Igor Wakhévitch - Docteur Faust (1971), 6/10

An ambitious recording and one that shows extraordinary talent for ominous composition. It can be creeping and haunting at various levels of success, depending on the particular collection of noise used and the intention behind each piece. This is a prime example of unbridled experimentation working most levels, yet hindered by some level of inconsistency in sound. The electronic experimentation, for instance, works quite well almost in totality, while the dated electric psychedelic aesthetics do not match the intensity of much of the album and its themes.
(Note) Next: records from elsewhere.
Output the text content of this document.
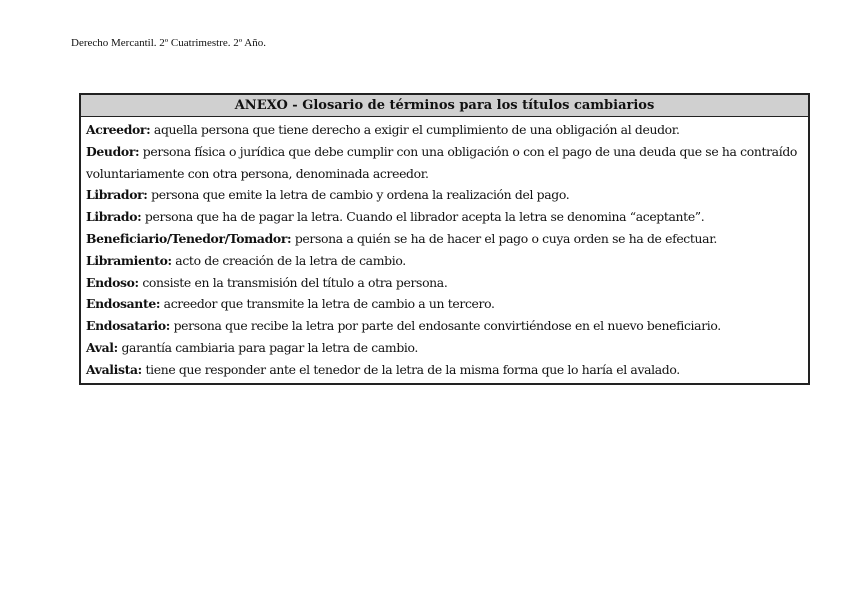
Derecho Mercantil. 2º Cuatrimestre. 2º Año.
ANEXO - Glosario de términos para los títulos cambiarios

Acreedor: aquella persona que tiene derecho a exigir el cumplimiento de una obligación al deudor.

Deudor: persona física o jurídica que debe cumplir con una obligación o con el pago de una deuda que se ha contraído voluntariamente con otra persona, denominada acreedor.

Librador: persona que emite la letra de cambio y ordena la realización del pago.

Librado: persona que ha de pagar la letra. Cuando el librador acepta la letra se denomina “aceptante”.

Beneficiario/Tenedor/Tomador: persona a quién se ha de hacer el pago o cuya orden se ha de efectuar.

Libramiento: acto de creación de la letra de cambio.

Endoso: consiste en la transmisión del título a otra persona.

Endosante: acreedor que transmite la letra de cambio a un tercero.

Endosatario: persona que recibe la letra por parte del endosante convirtiéndose en el nuevo beneficiario.

Aval: garantía cambiaria para pagar la letra de cambio.

Avalista: tiene que responder ante el tenedor de la letra de la misma forma que lo haría el avalado.
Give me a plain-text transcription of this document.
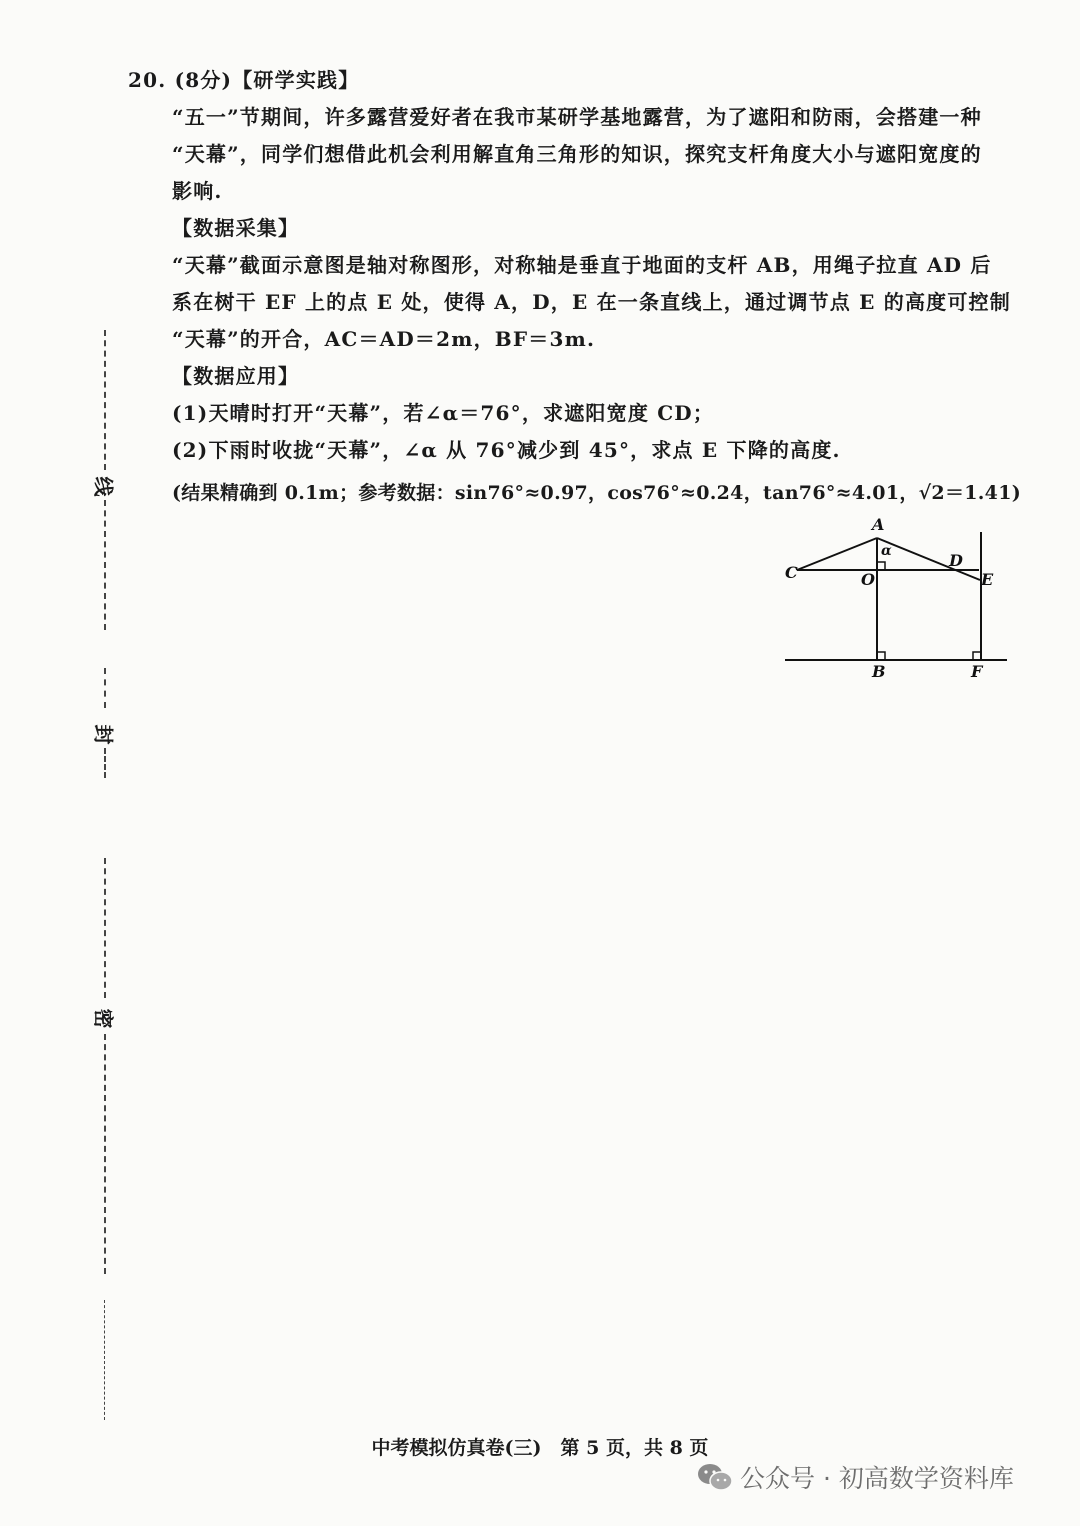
线
封
密
20. (8分)【研学实践】
“五一”节期间，许多露营爱好者在我市某研学基地露营，为了遮阳和防雨，会搭建一种
“天幕”，同学们想借此机会利用解直角三角形的知识，探究支杆角度大小与遮阳宽度的
影响.
【数据采集】
“天幕”截面示意图是轴对称图形，对称轴是垂直于地面的支杆 AB，用绳子拉直 AD 后
系在树干 EF 上的点 E 处，使得 A，D，E 在一条直线上，通过调节点 E 的高度可控制
“天幕”的开合，AC＝AD＝2m，BF＝3m.
【数据应用】
(1)天晴时打开“天幕”，若∠α＝76°，求遮阳宽度 CD；
(2)下雨时收拢“天幕”，∠α 从 76°减少到 45°，求点 E 下降的高度.
(结果精确到 0.1m；参考数据：sin76°≈0.97，cos76°≈0.24，tan76°≈4.01，√2＝1.41)
A
B
C
D
E
F
O
α
中考模拟仿真卷(三)　第 5 页，共 8 页
公众号 · 初高数学资料库
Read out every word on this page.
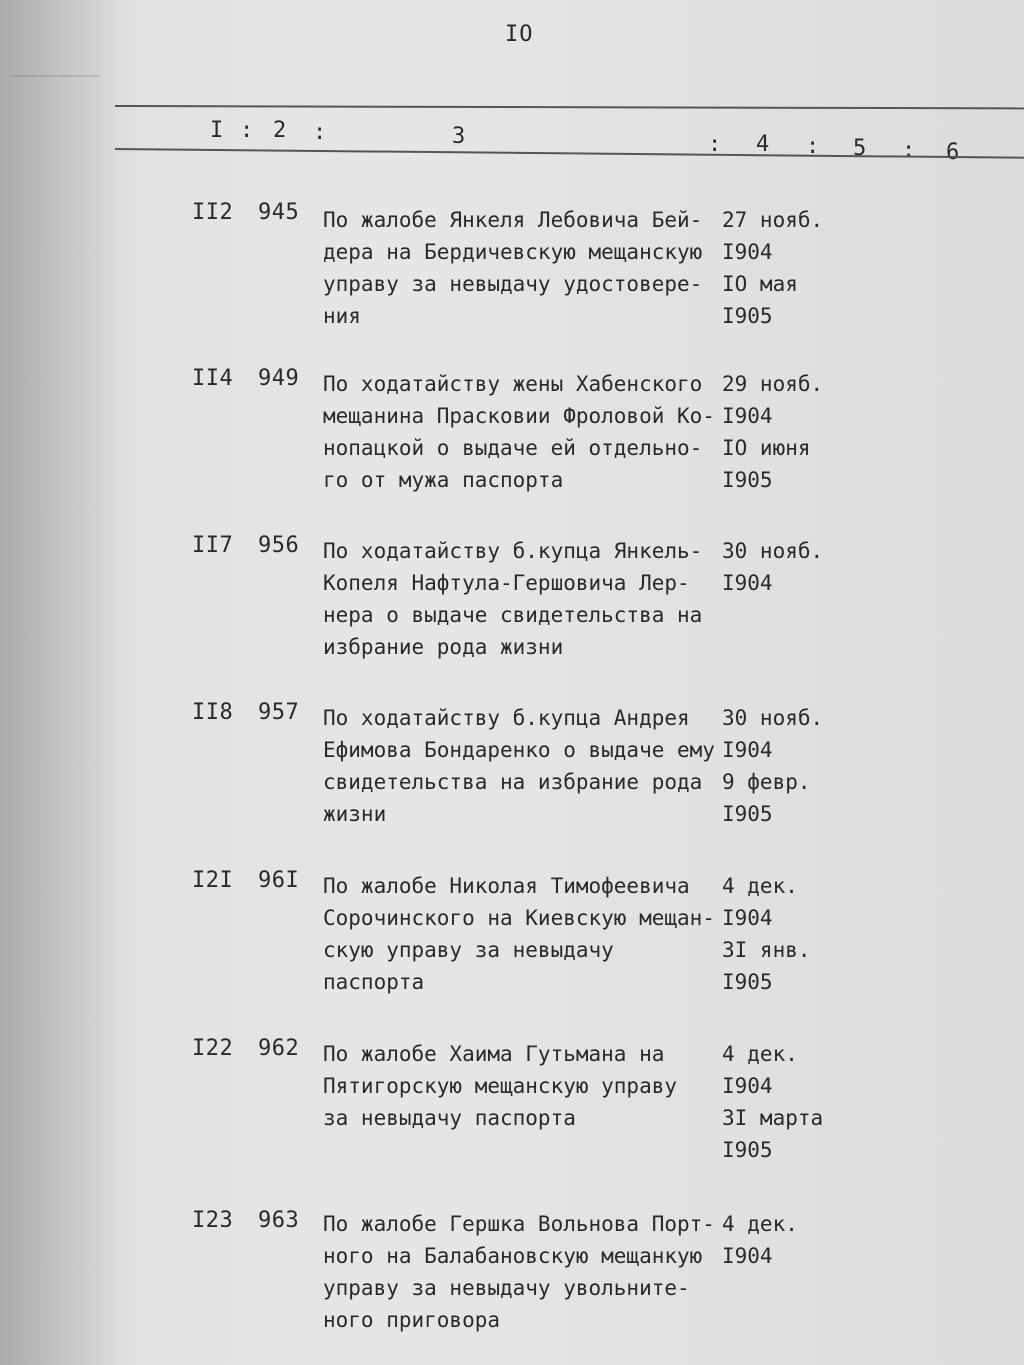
IO
I : 2 :	3	: 4 : 5 : 6
II2 945 По жалобе Янкеля Лебовича Бей-
дера на Бердичевскую мещанскую
управу за невыдачу удостовере-
ния
27 нояб.
I904
IO мая
I905
II4 949 По ходатайству жены Хабенского
мещанина Прасковии Фроловой Ко-
нопацкой о выдаче ей отдельно-
го от мужа паспорта
29 нояб.
I904
IO июня
I905
II7 956 По ходатайству б.купца Янкель-
Копеля Нафтула-Гершовича Лер-
нера о выдаче свидетельства на
избрание рода жизни
30 нояб.
I904
II8 957 По ходатайству б.купца Андрея
Ефимова Бондаренко о выдаче ему
свидетельства на избрание рода
жизни
30 нояб.
I904
9 февр.
I905
I2I 96I По жалобе Николая Тимофеевича
Сорочинского на Киевскую мещан-
скую управу за невыдачу паспорта
4 дек.
I904
3I янв.
I905
I22 962 По жалобе Хаима Гутьмана на
Пятигорскую мещанскую управу
за невыдачу паспорта
4 дек.
I904
3I марта
I905
I23 963 По жалобе Гершка Вольнова Порт-
ного на Балабановскую мещанкую
управу за невыдачу увольните-
ного приговора
4 дек.
I904
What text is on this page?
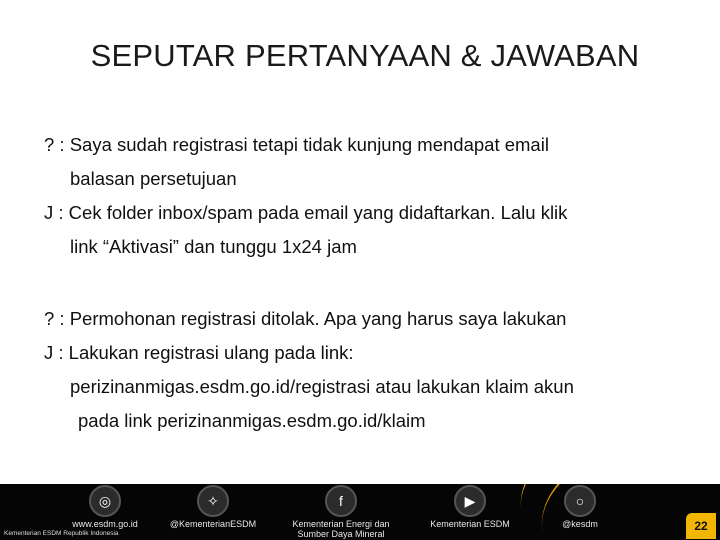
SEPUTAR PERTANYAAN & JAWABAN
? : Saya sudah registrasi tetapi tidak kunjung mendapat email
balasan persetujuan
J : Cek folder inbox/spam pada email yang didaftarkan. Lalu klik
link “Aktivasi” dan tunggu 1x24 jam
? : Permohonan registrasi ditolak. Apa yang harus saya lakukan
J : Lakukan registrasi ulang pada link:
perizinanmigas.esdm.go.id/registrasi atau lakukan klaim akun
pada link perizinanmigas.esdm.go.id/klaim
◎
www.esdm.go.id
✧
@KementerianESDM
f
Kementerian Energi dan Sumber Daya Mineral
▶
Kementerian ESDM
○
@kesdm
Kementerian ESDM Republik Indonesia
22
Rather than consisting of an impressively varied set of experiments, they sound similar yet simultaneously disjointed at times; at its worst it can even sound somewhat contrived due to its far-reaching ideals yet restrained sonic qualities in other passages. Still, there are some great moments hidden in the track list, mostly from building layers underneath similarly unique palettes for melody. The most successful tracks almost undoubtedly being “Materia prima”, “Eau ardente” and “Sang pourpre” as the closer. The rest have qualities of modern classical music that sound either forced or too obviously reaching for a theme of apocalypse or contained horror, for example. Still an ambitious set of songs that covered impressive ground and were fresh in the early seventies for combining these varied genres and scattered motifs. If nothing else, it is still entertaining as a brief project so many years after its original release. Fun fact: Igor collaborated with Salvador Dalí, composing Être Dieu.